At work, a coworker of mine spent a VERY long time building exstensive network graphs using Microsoft Visio. These graphs were great and I was tasked with putting them on my Linux/Apache webserver. This is a very simple process I've done before with Visio drawings (before Microsoft purchased Visio): I create a directory and scp the files to the webserver. However, this time there were some serious problems. Not all features work under Netscape and no images showed up!
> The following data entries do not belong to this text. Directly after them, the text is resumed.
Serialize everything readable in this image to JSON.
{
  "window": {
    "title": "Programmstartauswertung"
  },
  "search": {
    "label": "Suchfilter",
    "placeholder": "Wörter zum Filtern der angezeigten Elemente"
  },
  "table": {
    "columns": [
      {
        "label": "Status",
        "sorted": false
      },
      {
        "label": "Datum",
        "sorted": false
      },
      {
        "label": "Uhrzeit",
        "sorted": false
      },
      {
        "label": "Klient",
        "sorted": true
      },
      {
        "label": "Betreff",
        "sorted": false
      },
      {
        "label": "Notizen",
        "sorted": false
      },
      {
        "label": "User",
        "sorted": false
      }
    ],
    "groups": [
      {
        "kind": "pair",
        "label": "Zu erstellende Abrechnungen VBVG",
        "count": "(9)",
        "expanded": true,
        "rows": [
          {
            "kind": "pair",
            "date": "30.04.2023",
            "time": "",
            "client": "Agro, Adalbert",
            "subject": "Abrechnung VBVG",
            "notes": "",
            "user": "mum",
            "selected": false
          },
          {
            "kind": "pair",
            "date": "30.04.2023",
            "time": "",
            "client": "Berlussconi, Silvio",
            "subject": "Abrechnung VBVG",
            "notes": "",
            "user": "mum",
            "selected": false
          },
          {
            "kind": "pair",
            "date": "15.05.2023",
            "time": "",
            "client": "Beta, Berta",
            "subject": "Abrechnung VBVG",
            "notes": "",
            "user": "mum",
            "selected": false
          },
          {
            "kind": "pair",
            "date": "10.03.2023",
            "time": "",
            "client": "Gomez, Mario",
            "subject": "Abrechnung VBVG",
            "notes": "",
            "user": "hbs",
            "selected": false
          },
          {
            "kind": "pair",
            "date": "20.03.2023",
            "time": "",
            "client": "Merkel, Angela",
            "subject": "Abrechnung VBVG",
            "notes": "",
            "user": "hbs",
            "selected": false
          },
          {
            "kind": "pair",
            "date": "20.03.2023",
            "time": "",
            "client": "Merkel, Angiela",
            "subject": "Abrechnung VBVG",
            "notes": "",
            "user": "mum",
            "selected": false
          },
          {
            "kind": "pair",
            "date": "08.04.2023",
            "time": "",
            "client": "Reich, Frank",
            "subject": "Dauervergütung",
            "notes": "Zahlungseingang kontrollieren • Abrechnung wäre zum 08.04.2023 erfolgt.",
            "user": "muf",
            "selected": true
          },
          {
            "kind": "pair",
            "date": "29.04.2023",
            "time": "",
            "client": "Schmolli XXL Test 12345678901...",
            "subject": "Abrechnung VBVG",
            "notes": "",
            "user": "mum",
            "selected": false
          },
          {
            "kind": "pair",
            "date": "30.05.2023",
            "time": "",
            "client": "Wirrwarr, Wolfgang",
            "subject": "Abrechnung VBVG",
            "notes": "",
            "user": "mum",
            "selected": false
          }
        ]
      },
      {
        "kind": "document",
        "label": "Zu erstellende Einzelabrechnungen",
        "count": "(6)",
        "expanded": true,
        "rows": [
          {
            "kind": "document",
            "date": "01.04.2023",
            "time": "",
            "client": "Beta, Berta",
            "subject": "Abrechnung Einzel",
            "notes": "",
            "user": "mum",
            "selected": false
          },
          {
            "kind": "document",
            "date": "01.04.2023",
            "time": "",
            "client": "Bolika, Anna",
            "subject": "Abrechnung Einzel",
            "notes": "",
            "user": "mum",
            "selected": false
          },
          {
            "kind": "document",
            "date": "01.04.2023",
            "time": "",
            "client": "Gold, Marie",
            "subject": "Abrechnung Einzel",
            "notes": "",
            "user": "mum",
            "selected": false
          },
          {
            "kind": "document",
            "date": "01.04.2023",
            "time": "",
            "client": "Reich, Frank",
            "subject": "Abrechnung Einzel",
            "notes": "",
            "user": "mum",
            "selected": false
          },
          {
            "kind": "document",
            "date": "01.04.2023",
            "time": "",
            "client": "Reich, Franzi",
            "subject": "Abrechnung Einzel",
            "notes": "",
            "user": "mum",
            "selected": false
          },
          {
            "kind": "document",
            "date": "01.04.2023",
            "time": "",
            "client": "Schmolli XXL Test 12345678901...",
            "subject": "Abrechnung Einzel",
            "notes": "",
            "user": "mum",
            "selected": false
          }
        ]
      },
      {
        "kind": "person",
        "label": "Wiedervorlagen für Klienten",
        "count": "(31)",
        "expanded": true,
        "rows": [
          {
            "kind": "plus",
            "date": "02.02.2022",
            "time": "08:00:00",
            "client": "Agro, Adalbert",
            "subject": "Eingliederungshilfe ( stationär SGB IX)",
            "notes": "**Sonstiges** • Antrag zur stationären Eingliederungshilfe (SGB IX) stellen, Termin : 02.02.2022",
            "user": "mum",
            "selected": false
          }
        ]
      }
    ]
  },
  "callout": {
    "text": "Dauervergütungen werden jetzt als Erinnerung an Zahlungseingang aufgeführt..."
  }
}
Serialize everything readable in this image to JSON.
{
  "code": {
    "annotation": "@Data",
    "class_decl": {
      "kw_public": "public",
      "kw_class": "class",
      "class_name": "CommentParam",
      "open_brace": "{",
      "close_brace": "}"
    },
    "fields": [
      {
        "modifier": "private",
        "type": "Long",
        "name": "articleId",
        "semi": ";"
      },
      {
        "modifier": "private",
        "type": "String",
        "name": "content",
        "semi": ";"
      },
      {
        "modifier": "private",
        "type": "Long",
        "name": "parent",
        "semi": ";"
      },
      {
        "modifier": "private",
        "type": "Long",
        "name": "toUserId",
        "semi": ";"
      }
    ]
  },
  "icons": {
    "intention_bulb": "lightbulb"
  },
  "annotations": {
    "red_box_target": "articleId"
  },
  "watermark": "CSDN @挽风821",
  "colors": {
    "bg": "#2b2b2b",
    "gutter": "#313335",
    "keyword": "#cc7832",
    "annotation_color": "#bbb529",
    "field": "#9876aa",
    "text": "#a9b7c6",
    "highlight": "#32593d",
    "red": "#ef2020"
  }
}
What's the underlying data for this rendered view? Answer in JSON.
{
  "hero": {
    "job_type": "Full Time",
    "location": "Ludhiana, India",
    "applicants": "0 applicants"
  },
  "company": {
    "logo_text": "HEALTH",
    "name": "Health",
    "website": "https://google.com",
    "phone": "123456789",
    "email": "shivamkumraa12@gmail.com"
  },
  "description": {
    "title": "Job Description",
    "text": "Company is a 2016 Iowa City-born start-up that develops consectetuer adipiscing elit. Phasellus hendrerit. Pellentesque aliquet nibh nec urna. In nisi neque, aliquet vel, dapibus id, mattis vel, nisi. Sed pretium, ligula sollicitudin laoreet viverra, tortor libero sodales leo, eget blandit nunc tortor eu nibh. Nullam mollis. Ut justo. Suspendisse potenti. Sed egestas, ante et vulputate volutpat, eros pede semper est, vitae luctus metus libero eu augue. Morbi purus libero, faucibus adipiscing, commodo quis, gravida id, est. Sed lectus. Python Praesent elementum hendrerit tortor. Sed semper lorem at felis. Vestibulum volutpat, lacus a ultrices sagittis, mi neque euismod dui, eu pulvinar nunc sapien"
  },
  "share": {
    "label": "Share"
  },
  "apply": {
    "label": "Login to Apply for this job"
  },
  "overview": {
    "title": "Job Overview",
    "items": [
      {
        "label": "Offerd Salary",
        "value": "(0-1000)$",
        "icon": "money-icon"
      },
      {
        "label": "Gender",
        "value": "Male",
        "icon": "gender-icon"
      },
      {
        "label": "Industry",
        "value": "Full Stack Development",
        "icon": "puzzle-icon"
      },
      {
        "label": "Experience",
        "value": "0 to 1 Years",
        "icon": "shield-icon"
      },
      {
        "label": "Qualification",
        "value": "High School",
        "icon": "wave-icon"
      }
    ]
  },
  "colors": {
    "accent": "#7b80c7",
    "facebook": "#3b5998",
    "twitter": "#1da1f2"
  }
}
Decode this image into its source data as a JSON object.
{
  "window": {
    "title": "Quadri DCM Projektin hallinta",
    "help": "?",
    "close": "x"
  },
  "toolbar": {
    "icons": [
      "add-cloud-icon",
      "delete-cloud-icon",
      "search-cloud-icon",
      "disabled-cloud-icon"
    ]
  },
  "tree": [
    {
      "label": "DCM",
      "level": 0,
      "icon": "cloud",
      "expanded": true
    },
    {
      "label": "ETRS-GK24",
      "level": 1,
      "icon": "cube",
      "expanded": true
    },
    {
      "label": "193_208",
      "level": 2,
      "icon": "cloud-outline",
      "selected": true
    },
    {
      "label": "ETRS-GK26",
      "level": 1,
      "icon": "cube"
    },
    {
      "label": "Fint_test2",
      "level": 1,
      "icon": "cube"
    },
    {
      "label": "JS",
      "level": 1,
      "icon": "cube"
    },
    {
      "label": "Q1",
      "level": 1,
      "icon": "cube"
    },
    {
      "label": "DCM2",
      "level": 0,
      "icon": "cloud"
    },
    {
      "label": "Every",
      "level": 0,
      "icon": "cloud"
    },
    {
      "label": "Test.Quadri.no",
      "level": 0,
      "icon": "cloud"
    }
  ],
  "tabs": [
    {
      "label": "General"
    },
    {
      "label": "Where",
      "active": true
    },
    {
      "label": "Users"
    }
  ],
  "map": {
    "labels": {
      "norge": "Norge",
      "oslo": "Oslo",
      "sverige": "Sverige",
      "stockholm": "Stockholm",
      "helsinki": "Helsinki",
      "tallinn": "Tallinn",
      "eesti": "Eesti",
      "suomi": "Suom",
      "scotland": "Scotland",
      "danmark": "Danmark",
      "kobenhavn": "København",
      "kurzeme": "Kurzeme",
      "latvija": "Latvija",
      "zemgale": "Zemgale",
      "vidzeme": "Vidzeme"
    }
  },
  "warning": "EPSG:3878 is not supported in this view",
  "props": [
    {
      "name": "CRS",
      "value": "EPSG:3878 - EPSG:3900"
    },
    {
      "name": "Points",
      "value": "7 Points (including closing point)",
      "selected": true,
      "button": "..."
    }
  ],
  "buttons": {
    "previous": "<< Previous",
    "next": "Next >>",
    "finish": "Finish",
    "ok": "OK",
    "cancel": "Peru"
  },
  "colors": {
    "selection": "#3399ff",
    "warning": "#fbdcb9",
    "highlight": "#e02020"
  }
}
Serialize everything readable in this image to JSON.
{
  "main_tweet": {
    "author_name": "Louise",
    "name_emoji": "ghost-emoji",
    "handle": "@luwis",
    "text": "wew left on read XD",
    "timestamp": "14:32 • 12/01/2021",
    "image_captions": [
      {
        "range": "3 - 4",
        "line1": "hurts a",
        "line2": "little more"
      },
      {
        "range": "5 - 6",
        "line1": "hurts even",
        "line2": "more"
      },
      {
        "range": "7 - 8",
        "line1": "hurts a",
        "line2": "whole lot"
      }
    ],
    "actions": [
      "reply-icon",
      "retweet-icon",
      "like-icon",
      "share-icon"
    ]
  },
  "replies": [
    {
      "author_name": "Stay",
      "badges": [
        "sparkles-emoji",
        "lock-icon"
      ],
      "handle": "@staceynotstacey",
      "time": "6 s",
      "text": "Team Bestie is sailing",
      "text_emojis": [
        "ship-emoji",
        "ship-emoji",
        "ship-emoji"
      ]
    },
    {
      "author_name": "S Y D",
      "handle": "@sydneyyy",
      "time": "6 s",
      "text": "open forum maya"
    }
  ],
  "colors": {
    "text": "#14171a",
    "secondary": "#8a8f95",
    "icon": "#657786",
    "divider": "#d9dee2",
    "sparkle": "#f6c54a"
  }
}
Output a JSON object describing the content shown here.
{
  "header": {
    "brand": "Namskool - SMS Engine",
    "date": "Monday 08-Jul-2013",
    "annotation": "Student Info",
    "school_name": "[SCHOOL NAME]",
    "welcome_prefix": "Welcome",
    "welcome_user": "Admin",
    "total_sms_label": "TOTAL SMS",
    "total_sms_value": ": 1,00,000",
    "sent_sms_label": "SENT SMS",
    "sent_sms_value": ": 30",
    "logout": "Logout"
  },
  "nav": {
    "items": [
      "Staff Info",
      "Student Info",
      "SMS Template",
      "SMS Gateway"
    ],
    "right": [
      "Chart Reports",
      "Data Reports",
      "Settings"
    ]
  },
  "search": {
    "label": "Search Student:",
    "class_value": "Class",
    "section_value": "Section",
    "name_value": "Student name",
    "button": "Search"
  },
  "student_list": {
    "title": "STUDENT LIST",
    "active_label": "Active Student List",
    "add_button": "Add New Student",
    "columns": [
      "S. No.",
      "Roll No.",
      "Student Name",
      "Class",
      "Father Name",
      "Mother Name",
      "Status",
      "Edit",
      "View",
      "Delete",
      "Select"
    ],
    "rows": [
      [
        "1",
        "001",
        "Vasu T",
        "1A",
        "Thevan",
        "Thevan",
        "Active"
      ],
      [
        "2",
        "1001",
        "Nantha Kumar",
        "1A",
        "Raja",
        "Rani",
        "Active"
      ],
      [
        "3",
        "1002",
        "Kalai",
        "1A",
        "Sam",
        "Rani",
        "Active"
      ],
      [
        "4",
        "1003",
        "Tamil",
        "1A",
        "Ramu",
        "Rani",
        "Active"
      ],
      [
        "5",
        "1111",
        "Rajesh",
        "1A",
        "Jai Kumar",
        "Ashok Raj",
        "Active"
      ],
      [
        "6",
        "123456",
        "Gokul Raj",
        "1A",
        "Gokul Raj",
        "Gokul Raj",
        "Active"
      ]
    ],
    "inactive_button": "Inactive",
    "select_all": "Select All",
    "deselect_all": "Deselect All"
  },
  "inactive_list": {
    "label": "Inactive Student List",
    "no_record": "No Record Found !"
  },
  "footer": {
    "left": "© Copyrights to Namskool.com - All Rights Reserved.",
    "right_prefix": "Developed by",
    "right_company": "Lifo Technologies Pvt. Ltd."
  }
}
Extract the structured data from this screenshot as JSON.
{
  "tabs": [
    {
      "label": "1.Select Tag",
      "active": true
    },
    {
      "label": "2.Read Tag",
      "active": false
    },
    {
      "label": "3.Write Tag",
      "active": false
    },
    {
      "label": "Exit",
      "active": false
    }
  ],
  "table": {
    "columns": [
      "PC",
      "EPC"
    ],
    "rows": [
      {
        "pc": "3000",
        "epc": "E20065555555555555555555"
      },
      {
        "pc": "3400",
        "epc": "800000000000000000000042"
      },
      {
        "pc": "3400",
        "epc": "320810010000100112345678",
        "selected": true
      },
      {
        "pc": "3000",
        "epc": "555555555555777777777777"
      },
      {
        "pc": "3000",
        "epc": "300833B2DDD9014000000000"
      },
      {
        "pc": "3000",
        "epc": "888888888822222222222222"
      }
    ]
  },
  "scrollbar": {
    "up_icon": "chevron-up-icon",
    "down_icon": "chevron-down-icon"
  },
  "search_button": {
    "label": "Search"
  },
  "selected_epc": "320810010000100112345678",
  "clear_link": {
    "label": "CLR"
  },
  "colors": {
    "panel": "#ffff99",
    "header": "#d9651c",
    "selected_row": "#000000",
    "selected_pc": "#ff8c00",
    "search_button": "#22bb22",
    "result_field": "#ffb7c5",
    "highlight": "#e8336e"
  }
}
So I'm presented with the following information:

a.) Microsoft Visio only works properly with IE (creates two sets of html files, one for netscape and one for IE that uses proprietary vml image encoding)
b.) Viewing the HTML files on a local windows drive works fine
c.) Viewing the HTML over my Linux/Apache webserver works, but no images show up

The first thing the maker of these maps suggests is building an Microsoft IIS webserver, and it would have worked! However, I'm not going to let Microsoft thrust its way into my network without a good fight, so I explore why these images aren't showing up. After a good amount of arguing and exploring, I find that when Visio creates its proprietary image files, it does so with an extension of '.EMZ' while in the HTML it references those with '.emz' ... Windows file systems (including IIS) are not case-sensitive while *nix is. I fixed the problem with the following script:

#!/bin/bash
x=1
max=`echo "$1 + 1" | bc`
while [ "$x" -lt $max ]
do
        ln -s PROJECT_All_vml_$x.EMZ PROJECT_All_vml_$x.emz
        x=`echo "$x + 1" | bc`
done
echo "Be sure to thank Microsoft for this!"

which takes one argument (the maximum number of emz files in the directory) and creates symbolic links from the lower case extension to the upper case extension.

So what Microsoft has done here has made this task a little less convenient. What they almost did here was make another user who thought that Windows webservers are better than their *nix counterparts because it worked seamlessly with their Visio drawings.

We all need to put up a good fight: not against Microsoft, but for the right solution.